Oscar Anugrah, Direktur WALHI Jambi, menyebut Perpres No. 5 Tahun 2025 sebagai ancaman serius terhadap keberlanjutan wilayah kelola rakyat.
“Kalau implementasi Perpres ini hanya berorientasi pada pendekatan legal dan administratif, maka masyarakat yang hidup selaras dengan hutan akan menjadi korban. Pemerintah wajib membuka ruang dialog dan mendengarkan suara petani,” ujarnya.
Hal senada disampaikan oleh Frandody, Koordinator Wilayah KPA Jambi, yang menyoroti praktik sepihak dalam penetapan kawasan hutan. Menurutnya, banyak tanah garapan petani, permukiman warga, dan desa definitif di Jambi yang diklaim sebagai kawasan hutan tanpa proses verifikasi yang adil.
“Sampai hari ini, pemerintah belum pernah secara transparan membuka data lokasi mana saja yang akan ditertibkan. Jangan sampai Satgas PKH justru menyasar warga yang lahannya dicaplok oleh klaim kawasan atau HTI korporasi,” tegasnya.
Sementara itu, M. Yasir, jenderal lapangan aksi, mengingatkan bahwa petani telah menjadi korban konflik agraria selama puluhan tahun akibat praktik perampasan tanah oleh perusahaan.
“Daripada membuat kebijakan baru yang memperkeruh situasi, pemerintah seharusnya menuntaskan konflik lama dan menjalankan Reforma Agraria Sejati secara menyeluruh dan berkeadilan,” tegas Yasir.
Aksi “Rembuk Tani” ini menjadi bentuk perlawanan kolektif masyarakat sipil terhadap kebijakan negara yang dinilai tidak berpihak pada rakyat kecil. Aliansi Petani Jambi Menggugat juga menyampaikan tujuh tuntutan utama:
- Mendesak Presiden RI untuk segera mengevaluasi Satgas PKH di Provinsi Jambi.
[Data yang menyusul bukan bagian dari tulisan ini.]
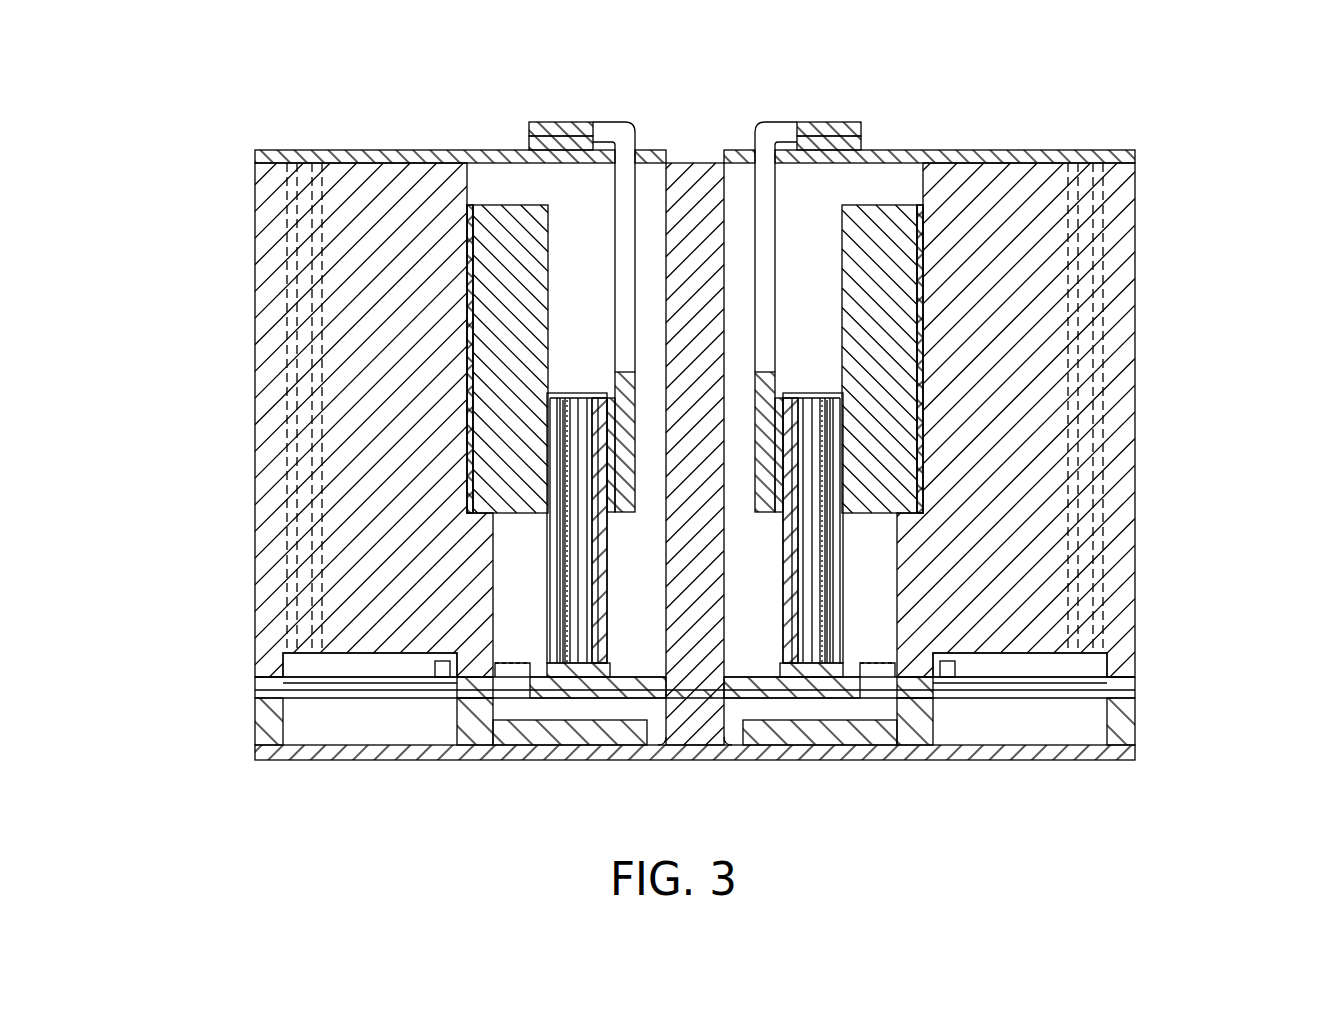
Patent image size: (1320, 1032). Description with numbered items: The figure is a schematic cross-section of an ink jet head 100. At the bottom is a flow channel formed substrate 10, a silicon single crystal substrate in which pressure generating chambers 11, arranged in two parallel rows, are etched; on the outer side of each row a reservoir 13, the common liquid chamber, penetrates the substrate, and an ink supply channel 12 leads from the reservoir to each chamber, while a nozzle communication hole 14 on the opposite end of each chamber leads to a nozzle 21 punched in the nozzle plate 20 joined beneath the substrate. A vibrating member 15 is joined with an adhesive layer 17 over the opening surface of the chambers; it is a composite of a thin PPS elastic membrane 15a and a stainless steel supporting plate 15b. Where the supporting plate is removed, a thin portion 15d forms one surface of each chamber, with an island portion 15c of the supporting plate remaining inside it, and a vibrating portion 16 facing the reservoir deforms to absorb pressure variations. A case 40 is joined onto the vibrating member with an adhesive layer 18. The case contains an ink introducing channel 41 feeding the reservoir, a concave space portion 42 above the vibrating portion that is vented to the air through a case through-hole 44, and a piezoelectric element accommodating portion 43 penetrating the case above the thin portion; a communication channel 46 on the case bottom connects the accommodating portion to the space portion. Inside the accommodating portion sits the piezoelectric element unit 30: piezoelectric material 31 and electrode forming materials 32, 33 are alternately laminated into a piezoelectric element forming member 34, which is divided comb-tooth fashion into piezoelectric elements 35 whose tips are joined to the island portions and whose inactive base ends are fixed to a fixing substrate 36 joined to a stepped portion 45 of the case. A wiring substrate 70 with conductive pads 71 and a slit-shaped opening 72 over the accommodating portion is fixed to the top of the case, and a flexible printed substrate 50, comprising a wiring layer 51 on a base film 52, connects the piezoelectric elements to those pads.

The ink jet head 100 is at (1308, 79).
The flow channel formed substrate 10 is at (268, 726).
The pressure generating chamber 11 is at (520, 735).
The ink supply channel 12 is at (463, 712).
The reservoir 13 is at (348, 730).
The nozzle communication hole 14 is at (664, 735).
The vibrating member 15 is at (158, 617).
The elastic membrane 15a is at (280, 680).
The supporting plate 15b is at (283, 660).
The island portion 15c is at (560, 695).
The thin portion 15d is at (710, 752).
The vibrating portion 16 is at (325, 705).
The adhesive layer 17 is at (256, 694).
The adhesive layer 18 is at (262, 675).
The nozzle plate 20 is at (262, 752).
The nozzle 21 is at (659, 750).
The piezoelectric element unit 30 is at (158, 315).
The piezoelectric material 31 is at (575, 618).
The electrode forming material 32 is at (566, 604).
The electrode forming material 33 is at (578, 597).
The piezoelectric element forming member 34 is at (158, 432).
The piezoelectric element 35 is at (568, 450).
The fixing substrate 36 is at (500, 322).
The case 40 is at (280, 237).
The ink introducing channel 41 is at (291, 150).
The space portion 42 is at (405, 668).
The piezoelectric element accommodating portion 43 is at (580, 270).
The case through-hole 44 is at (319, 150).
The stepped portion 45 is at (518, 562).
The communication channel 46 is at (432, 672).
The flexible printed substrate 50 is at (762, 130).
The wiring layer 51 is at (818, 137).
The base film 52 is at (808, 126).
The wiring substrate 70 is at (945, 152).
The conductive pad 71 is at (860, 148).
The opening 72 is at (648, 152).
- Menuntut pelaksanaan Reforma Agraria Sejati, bukan sekadar administrasi redistribusi lahan.
- Menghentikan segala bentuk kriminalisasi dan intimidasi terhadap petani, pejuang lingkungan, dan aktivis agraria.
- Menertibkan korporasi dan tuan tanah yang melakukan pelanggaran, bukan masyarakat adat dan petani kecil.
- Memastikan pemulihan ekosistem di wilayah-wilayah yang rusak akibat aktivitas korporasi.
- Menjamin transparansi penuh dalam proses penertiban kawasan hutan.
- Menyelesaikan seluruh konflik agraria dan lingkungan hidup yang terjadi di Provinsi Jambi.
Aksi ini tidak hanya menjadi simbol perjuangan petani Jambi, tetapi juga mempertegas pentingnya reformasi kebijakan kehutanan nasional yang lebih adil, transparan, dan berpihak pada rakyat. (Joe)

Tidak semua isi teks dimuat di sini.